Rahm Emanuel cannot run for Chicago mayor, Ill. appeals court rules
Tuesday, January 25, 2011; 12:25 AM
An Illinois appellate court ruled Monday that Rahm Emanuel cannot run for mayor of Chicago, a decision that shocked the city's political establishment and triggered a rapid appeal from the former White House chief of staff to the state Supreme Court.
Since returning from Washington, Emanuel (D) had not lived in his North Side home long enough to meet Chicago's one-year residency requirement to run for mayor, a divided three-judge panel ruled.
The decision, which followed months of unsuccessful attempts to challenge Emanuel's residency claim, came only days before the city starts early voting.
And regardless of the outcome of Emanuel's appeal, the ruling threatened to strip his name from the ballot - potentially putting him at a severe disadvantage in the Feb. 22 election. Elections officials said that unless a court immediately granted Emanuel's request for a stay, they would begin printing ballots without his name so that voting could begin as scheduled next week.
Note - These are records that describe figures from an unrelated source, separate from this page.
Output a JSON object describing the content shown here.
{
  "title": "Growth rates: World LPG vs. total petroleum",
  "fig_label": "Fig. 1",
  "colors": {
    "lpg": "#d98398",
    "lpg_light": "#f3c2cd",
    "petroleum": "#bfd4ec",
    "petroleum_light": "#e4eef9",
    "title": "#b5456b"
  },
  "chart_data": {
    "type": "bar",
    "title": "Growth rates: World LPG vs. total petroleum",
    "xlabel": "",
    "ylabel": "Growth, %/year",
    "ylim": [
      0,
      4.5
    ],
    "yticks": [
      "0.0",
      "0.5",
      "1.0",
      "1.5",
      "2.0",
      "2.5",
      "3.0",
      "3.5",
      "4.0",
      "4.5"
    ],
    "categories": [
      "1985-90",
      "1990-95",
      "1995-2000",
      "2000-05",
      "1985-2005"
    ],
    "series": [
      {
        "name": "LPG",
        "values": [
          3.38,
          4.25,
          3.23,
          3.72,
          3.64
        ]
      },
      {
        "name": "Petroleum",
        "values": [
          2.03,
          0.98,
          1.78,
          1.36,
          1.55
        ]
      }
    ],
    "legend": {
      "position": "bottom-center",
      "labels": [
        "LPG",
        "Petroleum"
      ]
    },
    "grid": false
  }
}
Judges Thomas Hoffman and Shelvin Louise Marie Hall disagreed with decisions from the Chicago Board of Election Commissioners and a Cook County judge that found Emanuel met the criteria for residency because he was working for President Obama and he maintained a home in Chicago, renting it to a tenant.
Hoffman and Hall wrote that the decisive factor was simple: Emanuel had not lived in Chicago for a year leading up to the election. "A candidate . . . must have actually resided within the municipality for one year prior to the election, a qualification that the candidate unquestionably does not satisfy," the judges wrote.
Emanuel has raised more than $10 million and become the front-runner. His fate hangs on whether the seven-member state Supreme Court will agree to hear his case.
"I have no doubt at the end we'll prevail in this effort," Emanuel said at a news conference in Chicago.
Emanuel's attorneys argued that the state's election code allows voters a temporary absence if they are conducting the "business of the United States." His opponents challenged the argument, saying that only those serving in the military can be granted an absence and that the restrictions for candidacy are tougher than they are for voting.
On Monday, the dissenting judge, Bertina E. Lampkin, argued that her court colleagues had erred. "An opinion of such wide-ranging import and not based on established law but, rather, on the whims of two judges, should not be allowed to stand," she wrote.
Emanuel's attorneys are expected to lean heavily on the Lampkin dissent in their appeal. At least four state Supreme Court justices must agree to hear the case for it to proceed.
Burt Odelson, the Chicago elections lawyer who filed the challenge, said he thinks the chance of the Supreme Court hearing the case is "50-50."